From Joanne Mariner at Findlaw:
" A landmark trial is scheduled to begin this week, in which a senior government official is accused of responsibility for vicious acts of torture committed in the name of fighting terrorism.
Alas, the defendant is not one of the many Bush Administration officials who so richly deserve their moment in the dock. But the trial does mark the first application of a federal law criminalizing extraterritorial acts of torture--a law that could someday be used to prosecute "war on terror" abuses.
Passport Fraud and Torture
The defendant in this case, Charles "Chuckie" Taylor, Jr., is the Boston-born son of former Liberian President Charles Taylor, himself facing trial before an international court in The Hague. An American citizen, Chuckie Taylor was taken into U.S. custody in March 2006, when he attempted to enter the United States at Miami airport. He arrived in Miami the day after his father was handed over to the UN-backed Special Court for Sierra Leone on charges of orchestrating violence in Sierra Leone's bloody civil war.
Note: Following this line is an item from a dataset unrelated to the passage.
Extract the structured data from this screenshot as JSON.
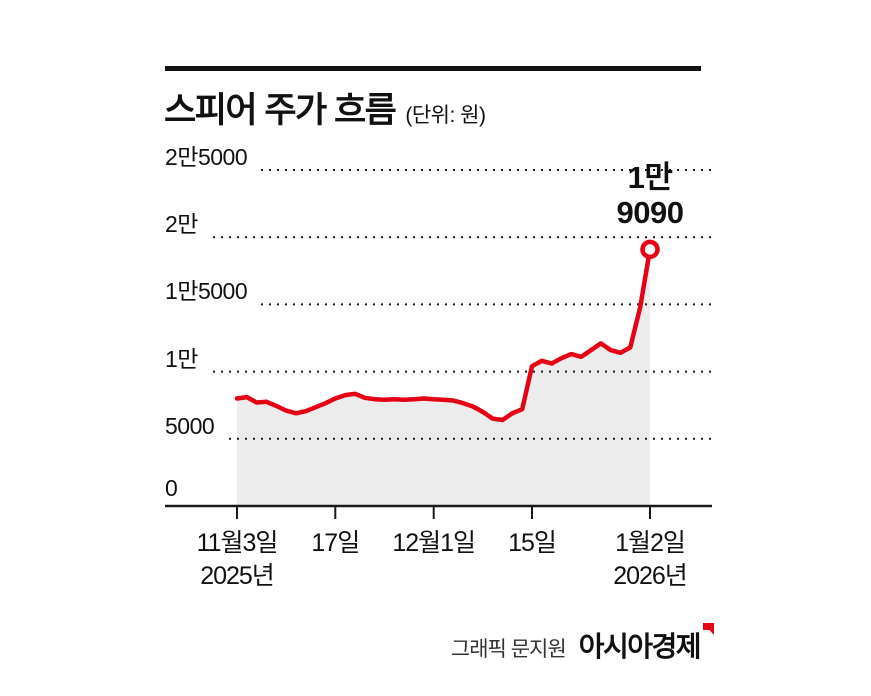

Chuckie Taylor was initially charged with passport fraud, for lying about his father's identity on his passport application. Later in the year, after pressure from human rights groups, he was indicted on charges of torture, conspiracy to torture, and using a firearm during the commission of a violent crime. Subsequent indictments included an added count of conspiracy to use a firearm during a crime of violence...
The Taylor prosecution is important and encouraging. Yet one cannot help but wonder whether torture is only considered deplorable when carried out by African warlords and their thuggish offspring. Were the Justice Department to announce a case involving U.S. counterterrorism abuses, the values expressed in the Extraterritorial Torture Statute would seem more secure."